La ministre espagnole a informé son homologue algérien que « cette opération interviendra ce jour ou demain (mercredi ou jeudi, ndlr) ». Pour rappel, l’Algérie et l’Espagne traversent une véritable crise suite à la décision du gouvernement espagnol de soutenir, à partir du mois de mars dernier, le plan marocain de l’autonomie du Sahara Occidental a changé la nature des relations algéro-espagnoles. L’Espagne a donc clairement choisi le camp du Maroc au détriment de l’Algérie. Elle vole au secours du Maroc qui a ainsi rompu l’isolement énergétique auquel il était soumis par l’Algérie depuis la fin octobre 2021, date de la fermeture du gazoduc Maghreb-Europe.

L’Algérie est en train de perdre la face dans ce conflit énergétique qu’elle avait déclenché pensant hâtivement qu’elle pourrait plier son adversaire géopolitique le Maroc en contraignant l’Espagne à dépendre uniquement d’un seul gazoduc, à savoir celui du Medgaz qui relie directement l’Algérie au territoire espagnol  sans passer par le voisin marocain. Cette option hasardeuse avait été critiquée par de nombreux experts internationaux et connaisseurs du secteur des hydrocarbures. A titre d’exemple, Francis Perrin, senior fellow au Policy Center For The New South (PCNS), avait prévenu dés la fin décembre 2021 que le Medgaz (Algérie/Méditerranée/Espagne) ne pourra pas satisfaire l’Espagne qui dispose de trois moyens pour garantir la sécurité énergétique : importer du GNL de l’Algérie, importer du gaz naturel d’autres fournisseurs, en particulier sous forme de GNL (la filière GNL offre beaucoup plus de flexibilité que la filière gazoduc); et/ou puiser dans ses stocks gaziers. Les deux dernières options ont été privilégiées par le gouvernement espagnol faisant ainsi perdre des parts de marchés importantes pour l’Algérie qui avait longtemps dominé outrageusement le marché espagnol du gaz naturel.

En Espagne, le journaliste espagnol Pedro Canales avait jugé aussi la décision de fermeture du Gazoduc Maghreb/Europe comme une « erreur stratégique » qui aura des « conséquences désastreuses » pour Alger.

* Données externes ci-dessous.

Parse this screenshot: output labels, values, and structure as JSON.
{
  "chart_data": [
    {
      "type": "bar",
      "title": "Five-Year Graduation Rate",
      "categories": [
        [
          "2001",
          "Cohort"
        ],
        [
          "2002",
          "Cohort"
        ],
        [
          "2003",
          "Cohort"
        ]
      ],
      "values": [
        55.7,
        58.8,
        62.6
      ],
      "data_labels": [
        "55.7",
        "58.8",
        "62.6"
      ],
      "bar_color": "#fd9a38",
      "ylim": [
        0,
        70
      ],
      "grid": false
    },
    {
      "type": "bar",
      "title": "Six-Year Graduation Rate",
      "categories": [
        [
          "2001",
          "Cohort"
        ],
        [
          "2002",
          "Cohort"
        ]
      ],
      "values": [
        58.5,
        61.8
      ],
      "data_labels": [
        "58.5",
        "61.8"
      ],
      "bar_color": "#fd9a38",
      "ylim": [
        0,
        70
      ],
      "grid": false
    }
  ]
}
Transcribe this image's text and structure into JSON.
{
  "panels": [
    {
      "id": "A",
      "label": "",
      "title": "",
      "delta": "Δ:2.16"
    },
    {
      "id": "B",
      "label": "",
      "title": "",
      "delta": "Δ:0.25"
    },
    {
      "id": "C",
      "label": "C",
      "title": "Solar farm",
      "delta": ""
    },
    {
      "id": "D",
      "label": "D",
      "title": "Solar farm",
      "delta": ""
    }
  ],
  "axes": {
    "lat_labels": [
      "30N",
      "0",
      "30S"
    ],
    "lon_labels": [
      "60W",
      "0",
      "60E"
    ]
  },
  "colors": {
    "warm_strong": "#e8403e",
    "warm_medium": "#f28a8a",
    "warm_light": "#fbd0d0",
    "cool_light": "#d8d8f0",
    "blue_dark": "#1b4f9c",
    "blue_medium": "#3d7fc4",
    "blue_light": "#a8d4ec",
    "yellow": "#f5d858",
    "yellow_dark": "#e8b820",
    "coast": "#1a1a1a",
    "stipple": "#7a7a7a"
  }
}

Dans un article publié par le magazine espagnol « Atalayar », le journaliste espagnol avait estimé qu’Alger « a commis deux erreurs stratégiques en l’espace de quelques mois. La première a été de rompre unilatéralement les relations diplomatiques avec le Maroc et la seconde est la fermeture du gazoduc Maghreb/Europe, qui acheminait 6 milliards de mètres cubes de gaz de Hassi R’Mel vers l’Espagne via le Maroc ». « Ces deux décisions ont été prises par le Haut Conseil de sécurité algérien, un organe militaire qui est passé du statut d’organe consultatif à celui d’organe exécutif, et auquel sont associés, sans droit de veto, le président de la république, les ministres de l’Intérieur et des Affaires étrangères, et les chefs de la sécurité », fait savoir M. Canales, ancien correspondant de plusieurs médias espagnols au Maghreb.

En dépit des positions, certes, favorables au Maroc de ce journaliste espagnol, il apparait évident à la lumière des nouvelles évolutions de ce dossier que la fermeture du gazoduc Maghreb-Europe s’est soldée par un échec cuisant pour le pouvoir algérien. Comme il a été expliqué précédemment dans un article d’Algérie Part, le président Abdelmadjid Tebboune a été induit gravement en erreur par des hauts responsables de Sonatrach qui lui ont fourni des rapports erronés sur les potentielles conséquences de la mise à mort de ce gazoduc du côté de l’Algérie. Aujourd’hui, le Palais Présidentiel d’El-Mouradia devra réclamer des comptes à ces artificiers de Sonatrach qui lui ont fourgué des analyses superficielles avec pour résultats des menaces dangereuses pour les intérêts stratégiques de notre pays.